Base rate from comparable treaties: 25%
Looking at historical precedents:
- Nuclear arms control has seen multiple treaties. It’s relevant as it poses a similar existential risk
- Other weapons control treaties include restricting the tonnage of battleships or ballistic missiles
- There is a China-US agreement against cyber-enabled IP theft
According to Claude important factors for the success of a treaty are:
- Mutual vulnerability drives deals: Most successful when both sides feared the technology. This could be true for AI given significant advances, but is currently not the case.
- Verification is crucial but flexible: “National technical means” allowed sovereignty
- AI is harder to enforce than physical military technology. Chip security features are a possible avenue
- Quantitative thresholds work: Specific numbers (warheads, tonnage) easier than qualitative limits
- Compute thresholds or clear allowences what AI can or can’t be used for could provide clear red lines, but are less measurable or directly relevant than physical limits
- Crisis catalyst effect: Cuban Missile Crisis → Test Ban Treaty
- There might be clear infliction point (40%)
Informed by this I will make up a 25% prior.
Will negotiations be attempted?: 10%
For serious negotiations to occur, several factors must align:
Factor | Probability | Reasoning |
---|---|---|
AI becomes clearly dangerous | 30% | Requires visible near-misses or accidents |
AI salient to policymakers | 50% | Currently low but could change rapidly |
Both prefer cooperation over racing | 40% | Depends on which internal narratives win out |
These factors are correlated. I estimate 25% chance they align sufficiently. Given alignment, 40% chance they attempt formal negotiations. Combined: 25% × 40% = 10% chance negotiations are attempted
Will negotiations succeed?: 40%
If negotiations are attempted:
Factor | Impact on success | Assessment |
---|---|---|
Historical treaty success rate | Baseline 45% | |
US willingness | 60% | |
China willingness | 70% | China is likely going to be behind in AI development and thus would benefit from a slowdown |
Both US and China willing | 45% | |
Trump presidency | -10% | Less likely to make deals |
Clear US lead via chip controls | -10% | Reduces US incentive |
Adjusted probability of success: 40%
Final calculation
P(treaty) = P(negotiations attempted) × P(success | attempted) = 10% × 40% = 4% |
Takeaways
My 4% forecast is significantly lower than the community’s 10%. This reflects my skepticism that policy makers will be sufficiently aware of AI risk by then and the bad US-China relationship, which is unlikely to change in a Trump presidency.
Biggest uncertainties:
- Will there be a catalyzing “AI crisis” before 2029?
- How will the US-China tech competition evolve?
- Can technical solutions enable credible monitoring?
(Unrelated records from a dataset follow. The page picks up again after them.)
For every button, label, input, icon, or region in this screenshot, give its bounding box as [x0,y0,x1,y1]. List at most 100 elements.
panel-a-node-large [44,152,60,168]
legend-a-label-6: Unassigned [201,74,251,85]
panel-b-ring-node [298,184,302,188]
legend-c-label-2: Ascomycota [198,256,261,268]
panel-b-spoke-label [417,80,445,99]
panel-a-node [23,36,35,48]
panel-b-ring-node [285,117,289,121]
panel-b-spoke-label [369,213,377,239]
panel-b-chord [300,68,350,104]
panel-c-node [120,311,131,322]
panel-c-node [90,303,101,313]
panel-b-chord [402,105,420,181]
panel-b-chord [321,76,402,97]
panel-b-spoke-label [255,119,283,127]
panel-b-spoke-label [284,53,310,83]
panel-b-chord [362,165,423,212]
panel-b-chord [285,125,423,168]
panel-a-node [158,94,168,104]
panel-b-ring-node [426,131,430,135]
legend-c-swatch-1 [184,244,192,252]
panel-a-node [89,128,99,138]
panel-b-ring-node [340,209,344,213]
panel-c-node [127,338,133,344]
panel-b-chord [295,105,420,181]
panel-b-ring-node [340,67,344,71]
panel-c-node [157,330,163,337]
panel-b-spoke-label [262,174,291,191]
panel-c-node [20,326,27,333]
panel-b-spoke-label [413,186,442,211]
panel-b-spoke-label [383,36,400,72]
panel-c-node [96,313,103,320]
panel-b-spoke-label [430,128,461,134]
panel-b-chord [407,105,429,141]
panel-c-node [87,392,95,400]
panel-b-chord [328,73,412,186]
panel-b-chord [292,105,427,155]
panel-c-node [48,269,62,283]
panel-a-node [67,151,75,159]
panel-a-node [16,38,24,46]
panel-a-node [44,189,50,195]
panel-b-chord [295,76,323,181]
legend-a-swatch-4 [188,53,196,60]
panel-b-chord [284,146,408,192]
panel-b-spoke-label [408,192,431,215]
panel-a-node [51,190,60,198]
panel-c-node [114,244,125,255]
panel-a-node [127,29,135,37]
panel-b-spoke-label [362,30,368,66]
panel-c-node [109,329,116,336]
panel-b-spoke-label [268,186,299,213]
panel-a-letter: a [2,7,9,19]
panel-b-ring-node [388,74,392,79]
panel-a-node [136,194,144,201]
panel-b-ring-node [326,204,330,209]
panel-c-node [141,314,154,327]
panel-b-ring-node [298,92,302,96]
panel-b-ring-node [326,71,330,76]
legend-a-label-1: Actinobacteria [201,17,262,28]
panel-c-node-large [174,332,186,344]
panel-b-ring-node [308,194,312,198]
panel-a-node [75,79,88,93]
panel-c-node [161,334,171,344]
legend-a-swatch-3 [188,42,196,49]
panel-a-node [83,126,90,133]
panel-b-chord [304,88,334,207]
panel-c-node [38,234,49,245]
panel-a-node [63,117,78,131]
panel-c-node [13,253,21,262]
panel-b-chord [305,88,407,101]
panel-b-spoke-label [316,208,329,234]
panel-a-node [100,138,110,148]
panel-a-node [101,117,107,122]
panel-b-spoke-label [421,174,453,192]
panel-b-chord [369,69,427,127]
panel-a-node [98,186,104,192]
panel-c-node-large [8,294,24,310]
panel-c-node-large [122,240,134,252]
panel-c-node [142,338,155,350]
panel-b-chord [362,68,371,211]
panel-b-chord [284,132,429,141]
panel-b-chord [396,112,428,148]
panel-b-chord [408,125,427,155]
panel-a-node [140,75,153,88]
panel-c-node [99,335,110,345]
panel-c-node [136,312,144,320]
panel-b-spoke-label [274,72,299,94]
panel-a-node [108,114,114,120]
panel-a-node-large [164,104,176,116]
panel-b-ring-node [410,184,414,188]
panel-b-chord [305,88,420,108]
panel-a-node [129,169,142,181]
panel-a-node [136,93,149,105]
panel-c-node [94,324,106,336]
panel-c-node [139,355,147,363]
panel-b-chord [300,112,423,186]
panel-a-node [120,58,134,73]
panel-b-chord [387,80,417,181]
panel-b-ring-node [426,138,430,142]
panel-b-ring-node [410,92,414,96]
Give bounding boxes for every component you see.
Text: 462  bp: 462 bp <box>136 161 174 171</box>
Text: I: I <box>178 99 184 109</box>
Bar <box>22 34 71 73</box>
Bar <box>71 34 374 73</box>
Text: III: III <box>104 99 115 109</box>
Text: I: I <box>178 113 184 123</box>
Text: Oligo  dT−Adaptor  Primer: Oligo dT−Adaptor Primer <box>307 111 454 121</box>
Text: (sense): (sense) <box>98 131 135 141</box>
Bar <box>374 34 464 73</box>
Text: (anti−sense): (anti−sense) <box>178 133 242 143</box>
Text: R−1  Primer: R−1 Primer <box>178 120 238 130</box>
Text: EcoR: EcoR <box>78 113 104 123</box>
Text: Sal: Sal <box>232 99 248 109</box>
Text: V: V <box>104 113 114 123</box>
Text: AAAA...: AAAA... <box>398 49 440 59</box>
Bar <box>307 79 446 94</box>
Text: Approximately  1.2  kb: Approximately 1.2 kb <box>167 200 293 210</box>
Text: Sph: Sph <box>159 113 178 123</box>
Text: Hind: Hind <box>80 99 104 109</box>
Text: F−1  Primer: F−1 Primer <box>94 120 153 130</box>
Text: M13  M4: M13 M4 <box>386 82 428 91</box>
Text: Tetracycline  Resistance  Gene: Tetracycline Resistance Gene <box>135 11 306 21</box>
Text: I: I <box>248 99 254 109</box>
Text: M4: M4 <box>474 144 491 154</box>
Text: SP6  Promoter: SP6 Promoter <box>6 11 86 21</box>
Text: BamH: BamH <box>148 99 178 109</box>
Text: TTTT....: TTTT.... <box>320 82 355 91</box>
Final Thoughts on the value of Forecasting AI developments
I think forecasting AI developments is very educational and a prosocial activity. While I don’t think any of my numbers should be taken to base important decisions, I have learned a lot. I picked questions I find important and having predictions about these questions informs my worldview. But more importantly Forecasting forces you to develop deep mental models about a question. And these mental models can then be used in the future when you are thinking about AI developments. Thus they make you overall smarter at thinking about AI!
It was especially useful to do forecasts in parallel with a friend and discuss our approaches afterwards. This gave me quick feedback on my methodological approaches and pointed out which considerations I had missed. I highly recommend it! Thank you to Charles for being my Forecasting partner.
Additionally, by contributing to the aggregate Metaculus prediction scores and publishing my reasoning here, I hope I can help to improve the information on which others make decisions and contribute to the broader conversation about AI development.